Her gaze wandered to the floor. The hearth-rug was an old Khelim strip,
threadbare but still glowing. Its border was made up of a row of small
lozenges, joined by their acute angles. Beginning on the extreme left,
she let her eye run idly along this row, naming the colours to herself as
she came to them. Blue, purple, red. Blue, purple, re--but here she was
checked, for the second red was different from the first. So she had to
begin again. Blue, purple, scarlet. Blue, purple, crimson. Blue, purple,
sc--, but here was yet a third red, which made the first one look almost
orange. Blue, purple, flame, then. Blue, purple, crimson. Blue, purple,

And this, it occurred to her, is one of the things that make life so
difficult. The linked experiences of which it is composed appear to you
one at a time; it is therefore impossible to gauge their relative
significance. In how much detail ought you to notice each one before it
slips into the past? Will "red" do, or must you cudgel your brains for a
more exact description, hesitating between claret and magenta, vermilion
and cardinal? This grief, that joy, this interview, that relationship,
this motor-smash, that picnic--can you weigh it up once for all and
assign to it a fixed position in your scale of memories, or will you
sooner or later be forced to take it out again and reclassify it? This
dusty and tedious little patch of time--could she safely label it
"drab" and have done with it, or would she find herself one day living
through a period so relentlessly subfusc that this present lozenge would
seem, by contrast, gay?

The door opened and Badger came in. His beard arrived first, his eyebrows
next, then the rest of his vast yet twinkling bulk.

"I'm afraid I'm a little late," he said. It was five minutes past two.

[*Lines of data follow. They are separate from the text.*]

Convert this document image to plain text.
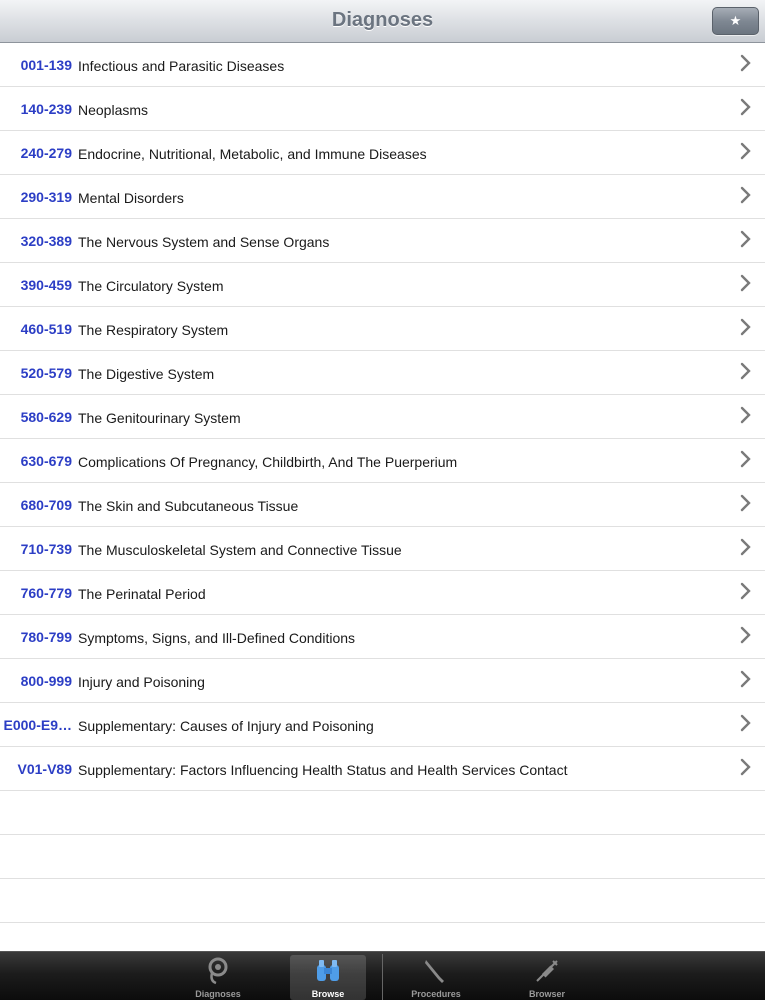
Diagnoses	★
001-139 Infectious and Parasitic Diseases
140-239 Neoplasms
240-279 Endocrine, Nutritional, Metabolic, and Immune Diseases
290-319 Mental Disorders
320-389 The Nervous System and Sense Organs
390-459 The Circulatory System
460-519 The Respiratory System
520-579 The Digestive System
580-629 The Genitourinary System
630-679 Complications Of Pregnancy, Childbirth, And The Puerperium
680-709 The Skin and Subcutaneous Tissue
710-739 The Musculoskeletal System and Connective Tissue
760-779 The Perinatal Period
780-799 Symptoms, Signs, and Ill-Defined Conditions
800-999 Injury and Poisoning
E000-E9… Supplementary: Causes of Injury and Poisoning
V01-V89 Supplementary: Factors Influencing Health Status and Health Services Contact
Diagnoses	Browse	Procedures	Browser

"WATER-RAT," said Vin, jerking his head in the direction of the bank. His
mother looked round just in time to see the bright eyes and sleek furry
body before it disappeared behind a clump of reeds.

"Oof!" said Clem. "Let's take it a bit easier. You're in training and I'm
not. I'd forgotten how far it was to Aunt Hetty's by river."

"It's only about a mile now," said Vin, slacking off a little. Mrs.
Miniver, lying back and trailing one hand in the water, wondered what Vin
thought of, consciously or subconsciously, when he said the word "mile."
Probably the stretch of road between the house and the village at his
grandfather's; that was where they had spent most of their summer
holidays when he was small, before they bought Starlings. "It's just a
mile to the post office," somebody was certain to have said in his
hearing: so that from then onwards, for the rest of his life, all his
miles would be measured against that one. Judy's private mile, most
likely, was the cart-track through the fields from Starlings to Brickwall
Farm--her favourite walk. Toby's might be this, too, eventually, but
Toby was not yet mile-conscious. He still measured his distances by true
and not by artificial reckoning: he knew quite well that Brickwall Farm
was a long way off when you were tired and no distance at all when you
weren't. It was the same with time. "Ten minutes," for Mrs. Miniver
herself, would always mean the length of the mid-morning break in her
lessons with her first governess; and "an hour" was the formal time after
tea in her grandmother's drawing-room, in a clean frock and sash.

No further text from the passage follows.